Assess Capacity and Constraints for Research

The level of research and evidence gathering you can carry out is clearly dependent your capacity, and on any constraints of the context (eg, logistics or security challenges). Both of these areas therefore need to be assessed in order to establish the feasibility of your Research and Learning workstream.


The evidenciary standards you are aiming for in your learning objectives will determine the resources and capacity that you will need to have in place, or vice versa. It takes considerable expertise, time and resources to conduct research responsibly and effectively. You will need to assess all the inputs and resources required to achieve the evidence standards that you set, including:

  • Human resources : The relevant expertise, skills and capacities you can hire, commission or bring into your team, and the number of individuals you can dedicate to research and learning activities.
  • Financial resources: The amount of money you can allocate towards research and learning activities.
  • Time: The period of time you have to deliver research and learning outputs and fulfil key milestones, and the number of person-hours you can dedicate to this work.
  • Material resources: The physical equipment and material capital you have at your disposal to execute on key research and learning tasks (eg, relevant software and hardware equipment or physical space by which to host events and other activities)
  • Institutional capital: The social and political capital you can mobilise towards fulfilling your research and learning objectives (eg, the political leverage you might acquire by being associated with a UN agency or host organisation with a strong local reputation).

Reflect on the resources you have at your disposal by carrying out an audit of the relevant financial, material, human and institutional capital that can be utilised to deliver your learning objectives.


Humanitarian contexts are often characterised by insecure, rapidly changing, politically constrained and uncertain environments driven by conflict, rapid-onset natural disasters, chronic-crisis and long-term displacement.
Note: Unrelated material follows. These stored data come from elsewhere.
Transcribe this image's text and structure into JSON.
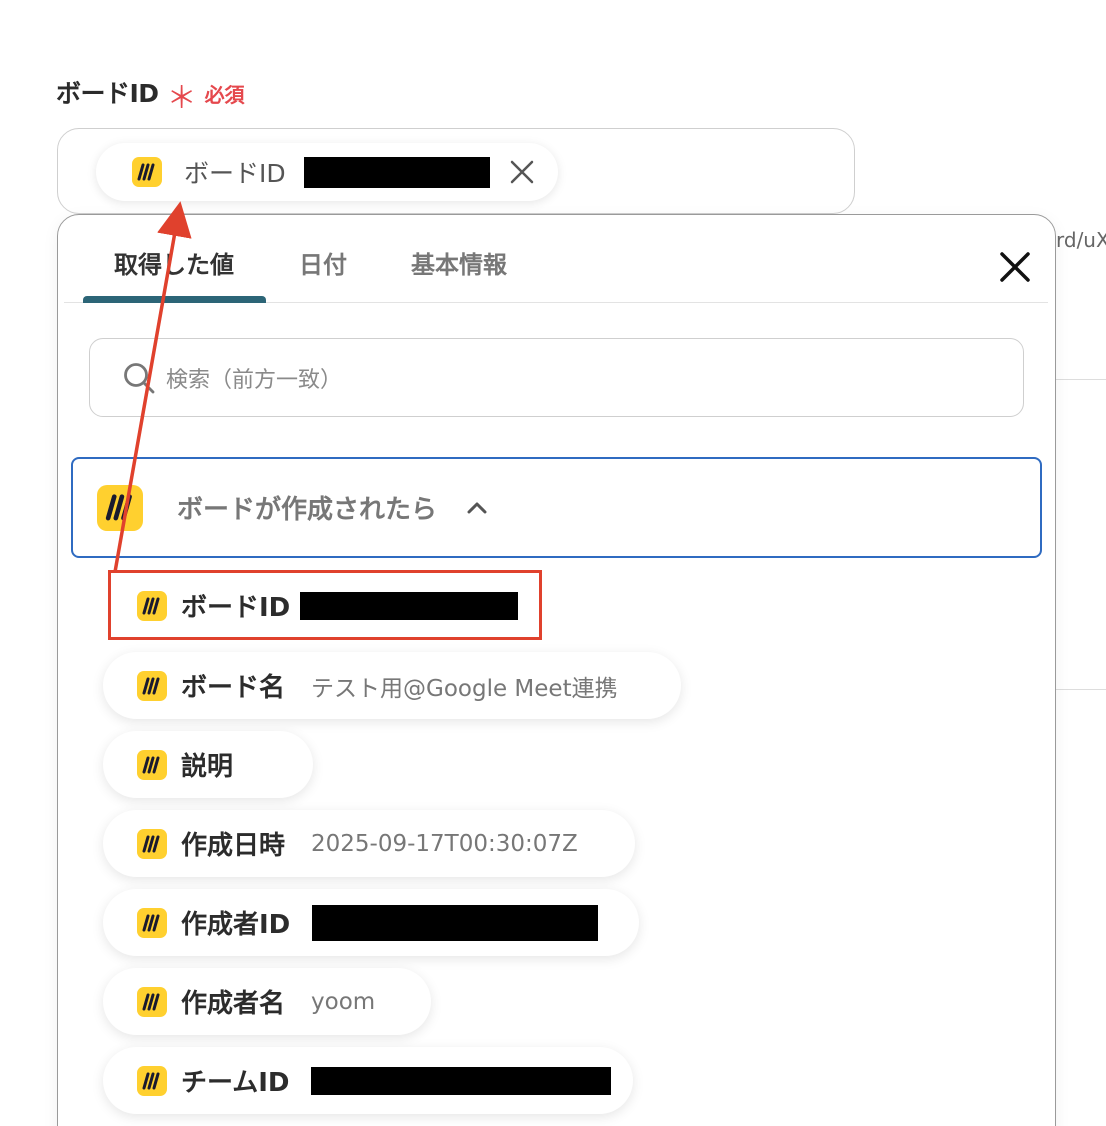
{
  "field": {
    "label": "ボードID",
    "required_mark": "＊",
    "required_text": "必須",
    "token_label": "ボードID"
  },
  "background": {
    "peek_text": "rd/uX"
  },
  "popup": {
    "tabs": [
      {
        "label": "取得した値",
        "active": true
      },
      {
        "label": "日付",
        "active": false
      },
      {
        "label": "基本情報",
        "active": false
      }
    ],
    "search_placeholder": "検索（前方一致）",
    "group": {
      "title": "ボードが作成されたら",
      "expanded": true
    },
    "items": [
      {
        "name": "ボードID",
        "value": "",
        "redacted": true
      },
      {
        "name": "ボード名",
        "value": "テスト用@Google Meet連携",
        "redacted": false
      },
      {
        "name": "説明",
        "value": "",
        "redacted": false
      },
      {
        "name": "作成日時",
        "value": "2025-09-17T00:30:07Z",
        "redacted": false
      },
      {
        "name": "作成者ID",
        "value": "",
        "redacted": true
      },
      {
        "name": "作成者名",
        "value": "yoom",
        "redacted": false
      },
      {
        "name": "チームID",
        "value": "",
        "redacted": true
      }
    ]
  },
  "colors": {
    "required": "#e5484d",
    "tab_underline": "#2c6577",
    "group_border": "#2f6bc1",
    "highlight": "#e0412d",
    "miro_yellow": "#ffd02f"
  },
  "icons": {
    "app": "miro-icon",
    "search": "search-icon",
    "close": "close-icon",
    "remove": "remove-token-icon",
    "collapse": "chevron-up-icon"
  }
}
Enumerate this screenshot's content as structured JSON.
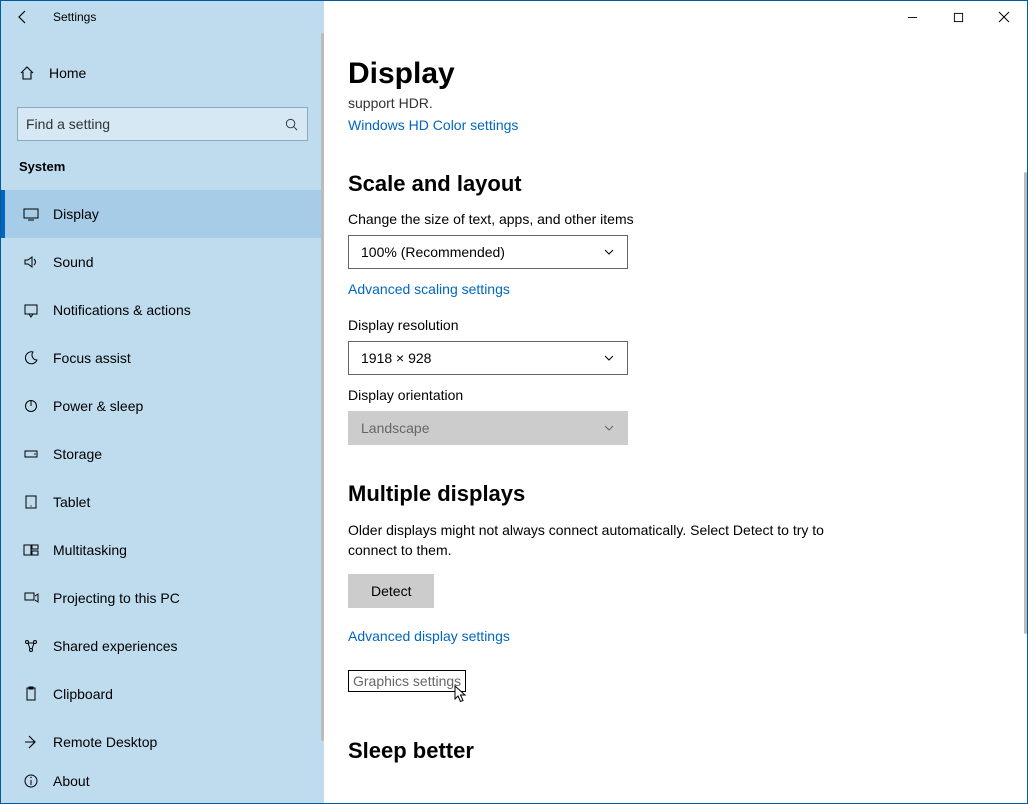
{
  "window": {
    "title": "Settings"
  },
  "sidebar": {
    "home": "Home",
    "search_placeholder": "Find a setting",
    "category": "System",
    "items": [
      {
        "label": "Display",
        "icon": "monitor",
        "active": true
      },
      {
        "label": "Sound",
        "icon": "sound"
      },
      {
        "label": "Notifications & actions",
        "icon": "notification"
      },
      {
        "label": "Focus assist",
        "icon": "moon"
      },
      {
        "label": "Power & sleep",
        "icon": "power"
      },
      {
        "label": "Storage",
        "icon": "storage"
      },
      {
        "label": "Tablet",
        "icon": "tablet"
      },
      {
        "label": "Multitasking",
        "icon": "multitask"
      },
      {
        "label": "Projecting to this PC",
        "icon": "project"
      },
      {
        "label": "Shared experiences",
        "icon": "shared"
      },
      {
        "label": "Clipboard",
        "icon": "clipboard"
      },
      {
        "label": "Remote Desktop",
        "icon": "remote"
      },
      {
        "label": "About",
        "icon": "about"
      }
    ]
  },
  "main": {
    "page_title": "Display",
    "hdr_note": "support HDR.",
    "hdr_link": "Windows HD Color settings",
    "scale_heading": "Scale and layout",
    "scale_label": "Change the size of text, apps, and other items",
    "scale_value": "100% (Recommended)",
    "scale_link": "Advanced scaling settings",
    "resolution_label": "Display resolution",
    "resolution_value": "1918 × 928",
    "orientation_label": "Display orientation",
    "orientation_value": "Landscape",
    "multi_heading": "Multiple displays",
    "multi_text": "Older displays might not always connect automatically. Select Detect to try to connect to them.",
    "detect_btn": "Detect",
    "adv_display_link": "Advanced display settings",
    "graphics_link": "Graphics settings",
    "sleep_heading": "Sleep better"
  }
}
These environments present a range of challenges which will determine the kinds of primary research activities that are feasible.

For example, while approaches to collective storytelling through participatory video techniques may be suitable evaluating a women-led, social entrepreneur programme in Nepal, these very same techniques may raise considerable concerns around the safety, security and well-being for conflict monitors in Myanmar. The following factors will enable or constrain your ability to conduct field research during the Pilot stage:

  • Security conditions: The set of conventional and unconventional threats present for your team, your partners and the crisis-affected community you hope to reach with your solution.
  • Access: Your ability to access users, target groups and other stakeholders which may be limited due to government directives (eg, travel restrictions) or geographical proximity (eg, hard to reach, remote areas);
  • Culture: The socio-cultural and political features of the environment that your team will be stepping into may mean that some methods are more appropriate than others.
  • Infrastructure: The physical and digital infrastructure may drive or constrain your ability to conduct work.

Review the Humanitarian Contexts briefing and assess what types of constraints may affect the security of your team, the protection of crisis-affected community members (particularly those who are most vulnerable), as well as access, culture and infrastructure.

Determine Feasibility

Reviewing your learning objectives, evidentiary requirements and capacity and constraints will help you make appropriate decisions around what research and learning approaches, methods and tools you are able to use, and whether these will enable to you reach your learning objectives.

We recommend that you bring together all the information you have gathered with your team and determine whether the learning objectives you are seeking to meet are feasible. If they aren’t, you will need to recalibrate your learning objectives to align with what is feasible.

Remember: if you can only feasibly gather evidence on learning objectives that you have already met, you should not waste resources generating further evidence that you do not need.